Whitfin's Blog: Writing SipHash: my introduction to NIFs in Elixir

After recently discovering SipHash when searching for a solid algorithm to use in another project, I decided to take a shot at writing an implementation in Elixir as an exercise (having only started picking up Elixir in the last few weeks or so). The project is available on GitHub and is also hanging around on the Hex package manager.

The Problem

My initial implementation was functionally correct, and worked pretty well. It was averaging around 60 µs/op - not fantastic, but not horrible. After a little refactoring, I managed to shave this down to ~20 µs/op. It was here that I hit a performance wall; there was seemingly nothing obvious I could do to speed up the process (without sacrificing some safety nets, such as guard statements which were being too picky).

As it turns out, some profiling showed that one of the biggest things impacting performance was the application of a 64-bit mask to numbers throughout the translation. Elixir numbers have 64-bit double precision, and so numbers were overflowing the values expected by the SipHash algorithm. This meant that during every round of compression, there were ~10 masks applied. Keep in mind that a round of compression is per 8-byte chunk, making the number of masks applied (per hash) something like:

m = ceil(b / 8) * ((c * e) + (d * e))

b = the number of bytes hashed
c = the rounds of compression
d = the final rounds of compression
e = the number of masks per round
m = number of masks applied

This means that for the input "hello", there are 60 masks applied, which is expensive even with the fastest masking implementation possible. Clearly, this needed solving.

The Solution

Unfortunately, I was already tapped out on speed in the Elixir layer. Application of a mask is as straightforward as n &&& 0xFFFFFFFFFFFFFFFF, so there was little room for improvement. So, after a quick visit to StackOverflow, a helpful comment pointed me in the direction of NIFs.

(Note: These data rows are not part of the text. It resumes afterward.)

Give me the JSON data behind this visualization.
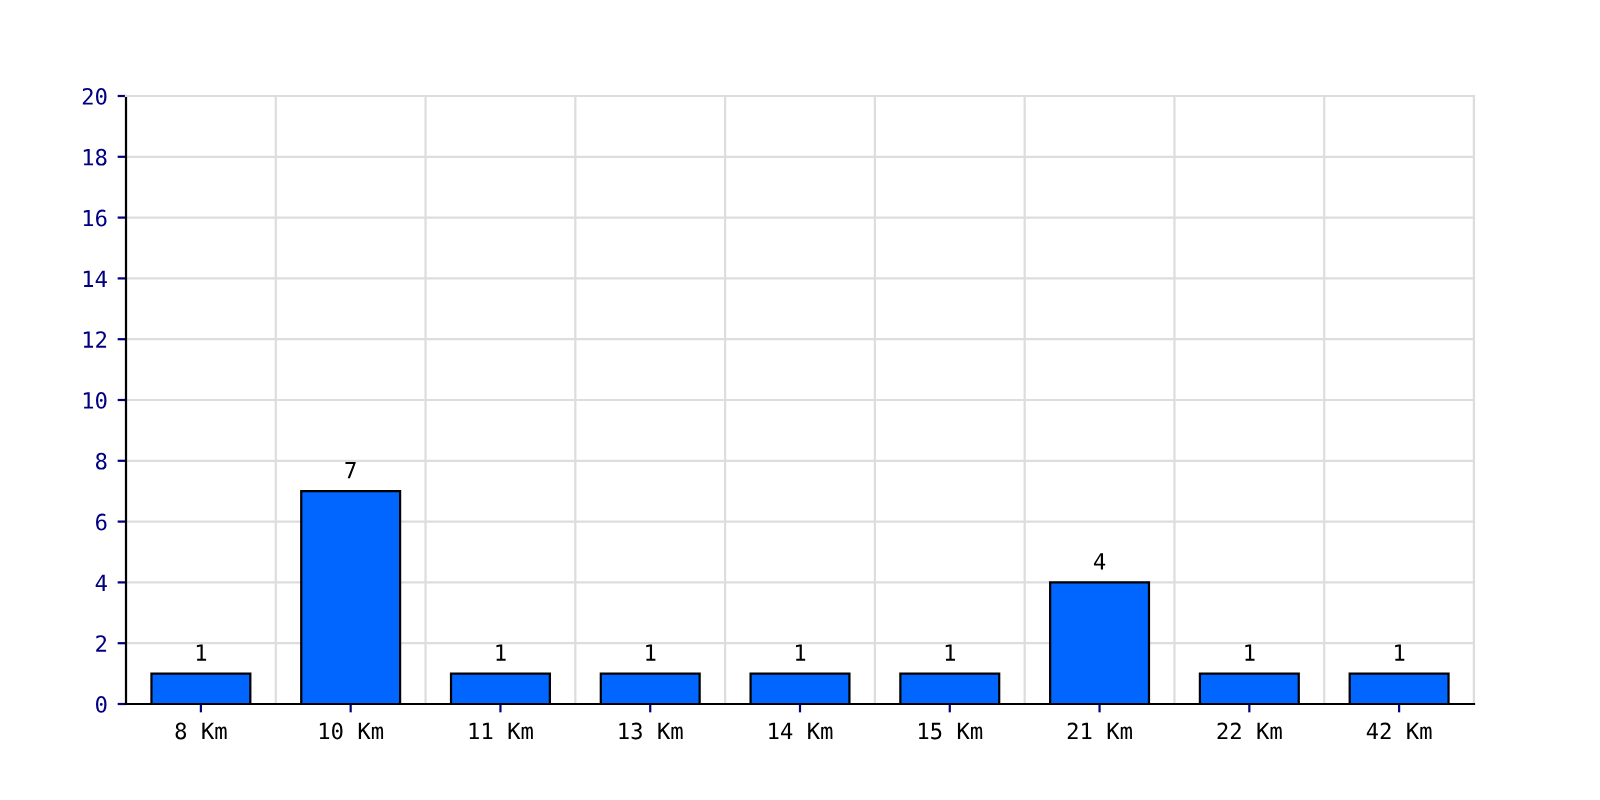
{
  "chart_data": {
    "type": "bar",
    "categories": [
      "8 Km",
      "10 Km",
      "11 Km",
      "13 Km",
      "14 Km",
      "15 Km",
      "21 Km",
      "22 Km",
      "42 Km"
    ],
    "values": [
      1,
      7,
      1,
      1,
      1,
      1,
      4,
      1,
      1
    ],
    "color": "#0066ff",
    "ylim": [
      0,
      20
    ],
    "yticks": [
      0,
      2,
      4,
      6,
      8,
      10,
      12,
      14,
      16,
      18,
      20
    ],
    "grid": true,
    "data_labels": true
  }
}
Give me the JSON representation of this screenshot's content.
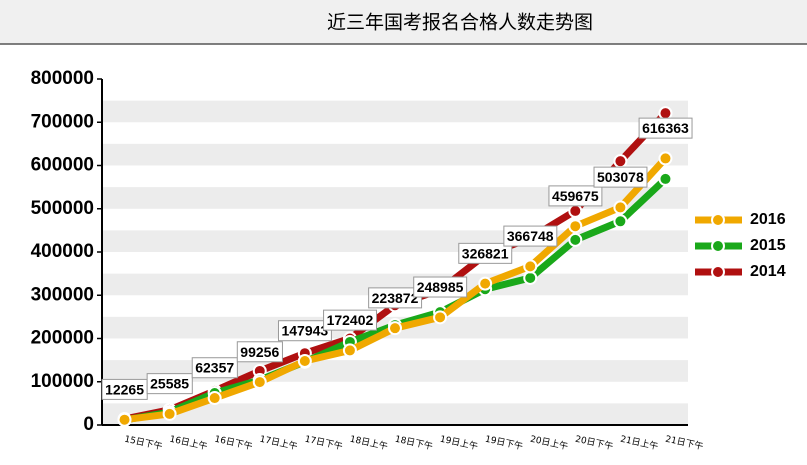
{
  "chart_data": {
    "type": "line",
    "title": "近三年国考报名合格人数走势图",
    "categories": [
      "15日下午",
      "16日上午",
      "16日下午",
      "17日上午",
      "17日下午",
      "18日上午",
      "18日下午",
      "19日上午",
      "19日下午",
      "20日上午",
      "20日下午",
      "21日上午",
      "21日下午"
    ],
    "series": [
      {
        "name": "2016",
        "color": "#f0a800",
        "values": [
          12265,
          25585,
          62357,
          99256,
          147943,
          172402,
          223872,
          248985,
          326821,
          366748,
          459675,
          503078,
          616363
        ],
        "data_labels": true
      },
      {
        "name": "2015",
        "color": "#1aa81a",
        "values": [
          11600,
          30000,
          74000,
          104000,
          146000,
          192000,
          231000,
          261000,
          314000,
          340000,
          428000,
          471000,
          569000
        ]
      },
      {
        "name": "2014",
        "color": "#b01010",
        "values": [
          14000,
          35000,
          79000,
          125000,
          166000,
          200000,
          277000,
          312000,
          393000,
          432000,
          495000,
          610000,
          721000
        ]
      }
    ],
    "ylim": [
      0,
      800000
    ],
    "yticks": [
      0,
      100000,
      200000,
      300000,
      400000,
      500000,
      600000,
      700000,
      800000
    ],
    "grid": "bands",
    "legend": "right"
  }
}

I had previously looked at NIFs, but hadn't really had a use case. Sure, it's cool to make things fast, but they come at the cost of writing both C and Elixir inside a project. NIFs are functions implemented in native code, which you can embed into your application and call at-will. Sounds great, right? Well that's because they are.

I soon migrated the main SIPROUND algorithm across to C, and added a NIF loader into my module to override the Elixir implementation. I immediately started seeing better results, roughly ~3 µs/op where there had previously been ~20 µs/op. All with zero behaviour change, just a (somewhat) minor implementation change.

This specific speedup is not only a result of C being generally faster than Elixir/Erlang, but also the fact that C is already treating my values in the precision I need, which obliterates the need to apply the masks in the first place (thus removing my bottleneck). Boom, problem solved.

Be Careful

NIFs aren't perfect though; they're relatively unsafe, in that a crash in a NIF will bring down the Erlang VM. Due to this, you should keep any native components as simple as you can, or at least keep them as bulletproof as you can. A technique I have been following recently is to implement a wrapper in the Elixir layer using all necessary guards to ensure you get the input you expect, before passing off to the native layer. This reduces the complexity on the C side, making it easier to tailor your functions to a specific use case.

You should also keep a base implementation available, in case something goes wrong when an end-user is trying to use your application. If someone tries to use my SipHash implementation but for some reason their C compiler is out of action, Elixir/Erlang is smart enough to fall back to using the Elixir version. Of course, it's perfectly valid for your Elixir implementation to simply emit a log message saying that something is broken (which is certainly less effort), but I took the other route of keeping the same behaviour as the C code, just in Elixir. This version may be slower, but at least it keeps the library in a working state.